CEO-communications confidence gap narrows, with 52% reporting increased confidence 

A new study from leading global communications consultancy Weber Advisory, conducted in partnership with Gravity Research, finds the confidence gap between CEOs and their communications teams is narrowing.

 

More than half of communications executives say their CEO’s confidence in the function has grown over the past 12 months, while only 2% report decreased confidence—down sharply from 13% of executives who reported declining confidence in 2025. 91% of communications and corporate affairs officers now say their function is at least “somewhat equipped” to keep pace with rapid change (19% very equipped).

 

Roughly half report high confidence responding to stakeholder activism (53%), managing geopolitical risks (49%), and addressing regulatory pressures (49%). When including moderate confidence, 86-91% feel equipped to advise across these domains—suggesting communications teams have addressed capability gaps that emerged in prior years.

 

Yet as confidence stabilizes on traditional challenges, a new gap emerges on AI transformation. Only 44% of executives say CEOs demonstrate high fluency articulating AI transformation and its implications—the lowest score across all challenges measured.
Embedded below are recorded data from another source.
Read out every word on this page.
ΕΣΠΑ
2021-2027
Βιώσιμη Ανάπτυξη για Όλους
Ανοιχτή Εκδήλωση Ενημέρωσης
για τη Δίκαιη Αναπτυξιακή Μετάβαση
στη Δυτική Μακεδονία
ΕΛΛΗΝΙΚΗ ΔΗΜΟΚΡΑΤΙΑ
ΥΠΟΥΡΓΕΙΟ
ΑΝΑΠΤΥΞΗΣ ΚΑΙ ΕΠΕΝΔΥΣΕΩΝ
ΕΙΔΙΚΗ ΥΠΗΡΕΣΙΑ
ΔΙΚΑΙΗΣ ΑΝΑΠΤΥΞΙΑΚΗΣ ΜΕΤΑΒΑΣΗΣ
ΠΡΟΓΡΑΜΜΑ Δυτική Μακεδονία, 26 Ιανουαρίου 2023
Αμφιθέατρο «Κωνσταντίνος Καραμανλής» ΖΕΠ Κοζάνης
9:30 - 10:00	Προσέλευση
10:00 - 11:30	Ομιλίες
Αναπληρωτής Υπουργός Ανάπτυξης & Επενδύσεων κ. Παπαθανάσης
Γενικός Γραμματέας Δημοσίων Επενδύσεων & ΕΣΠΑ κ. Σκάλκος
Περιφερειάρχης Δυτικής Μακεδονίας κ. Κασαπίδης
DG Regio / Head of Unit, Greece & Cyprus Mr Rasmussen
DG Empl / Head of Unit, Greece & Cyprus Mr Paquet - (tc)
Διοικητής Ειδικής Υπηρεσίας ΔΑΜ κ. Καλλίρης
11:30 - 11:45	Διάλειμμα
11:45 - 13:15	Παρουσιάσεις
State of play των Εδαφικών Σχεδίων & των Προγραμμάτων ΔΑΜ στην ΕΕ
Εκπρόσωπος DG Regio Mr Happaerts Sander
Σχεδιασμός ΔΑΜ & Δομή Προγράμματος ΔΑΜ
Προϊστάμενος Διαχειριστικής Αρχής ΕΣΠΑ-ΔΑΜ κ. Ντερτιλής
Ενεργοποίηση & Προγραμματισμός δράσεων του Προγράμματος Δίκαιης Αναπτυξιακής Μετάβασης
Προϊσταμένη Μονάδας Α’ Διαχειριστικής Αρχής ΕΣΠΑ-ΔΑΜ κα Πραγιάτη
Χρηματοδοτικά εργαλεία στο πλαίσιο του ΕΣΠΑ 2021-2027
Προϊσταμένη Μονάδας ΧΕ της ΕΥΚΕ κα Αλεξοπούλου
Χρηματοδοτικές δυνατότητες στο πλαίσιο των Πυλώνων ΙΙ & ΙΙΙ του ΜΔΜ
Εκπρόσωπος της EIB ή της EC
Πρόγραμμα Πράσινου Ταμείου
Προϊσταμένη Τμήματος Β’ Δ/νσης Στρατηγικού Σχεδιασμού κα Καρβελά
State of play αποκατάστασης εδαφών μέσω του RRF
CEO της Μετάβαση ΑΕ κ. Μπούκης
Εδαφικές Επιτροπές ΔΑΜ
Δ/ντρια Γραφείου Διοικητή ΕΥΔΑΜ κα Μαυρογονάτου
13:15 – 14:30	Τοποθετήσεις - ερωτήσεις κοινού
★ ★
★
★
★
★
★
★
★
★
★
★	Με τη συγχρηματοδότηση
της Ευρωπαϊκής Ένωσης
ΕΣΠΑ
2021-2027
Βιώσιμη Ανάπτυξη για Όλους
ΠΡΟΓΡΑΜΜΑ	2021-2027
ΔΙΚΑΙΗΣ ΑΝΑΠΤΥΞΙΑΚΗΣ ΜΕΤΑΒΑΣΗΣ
Meanwhile, only 35% of communications chiefs report high confidence advising on AI transformation and messaging—also the lowest advisory confidence score across all domains.

 

“AI is exposing a credibility test for leadership,” said Luke Hartig, President of Gravity Research. “Our data shows that the biggest risk is the widening gap between what companies say AI will deliver and what stakeholders actually experience. CEOs and boards want to see more results. Employees and customers are increasingly skeptical or even hostile. Communications leaders sit at the center of that gap. Those who can ground AI narratives in real-world outcomes, while addressing concerns, will find themselves indispensable to CEOs and boards.”

 

The research reveals why enterprise adoption of artificial intelligence poses unique communication challenges: nearly nine in ten respondents report at least one disconnect between expectations and reality in enterprise AI adoption. 42% cite gaps between promised business outcomes and measurable results, and 37% report gaps between executive messaging and employee experience.

 

“The confidence gap is narrowing,” said Jim O’Leary, CEO, North America and Global President of Weber Shandwick. “Communications teams have responded to the moment. They’ve built strategic capability to navigate geopolitics, activism and regulatory pressures. Today’s challenge is unsurprisingly on AI, where boards are expecting more and stakeholders are growing skeptical.”

 

The research follows a 2025 study from Weber Advisory, which found just 17% of executives were confidence in their communications teams to navigate the modern era. The new data indicates that chief communicators have gained ground – but have done so unevenly, with roughly half of respondents indicating no change in confidence. 

 

“The era of traditional communications is over,” said Sheila Mulligan, co-lead of Weber Advisory. “Modern CCOs who embrace AI-enabled intelligence, cultural fluency, and proactive stakeholder engagement will redefine their roles as indispensable leaders at the intersection of business, policy, and culture. Those who fail to evolve risk losing ground in an increasingly complex and politicized operating environment.”

 

Methodology

 

Gravity Research surveyed its panel of over 200 Fortune 1000 communications and corporate affairs leaders December 16, 2025-January 9, 2026 about CEO confidence, communication capability, board expectations, and AI implementation. The research examines where communications leaders feel equipped—or underprepared—to advise CEOs on the challenges defining the 2025-2026 agenda.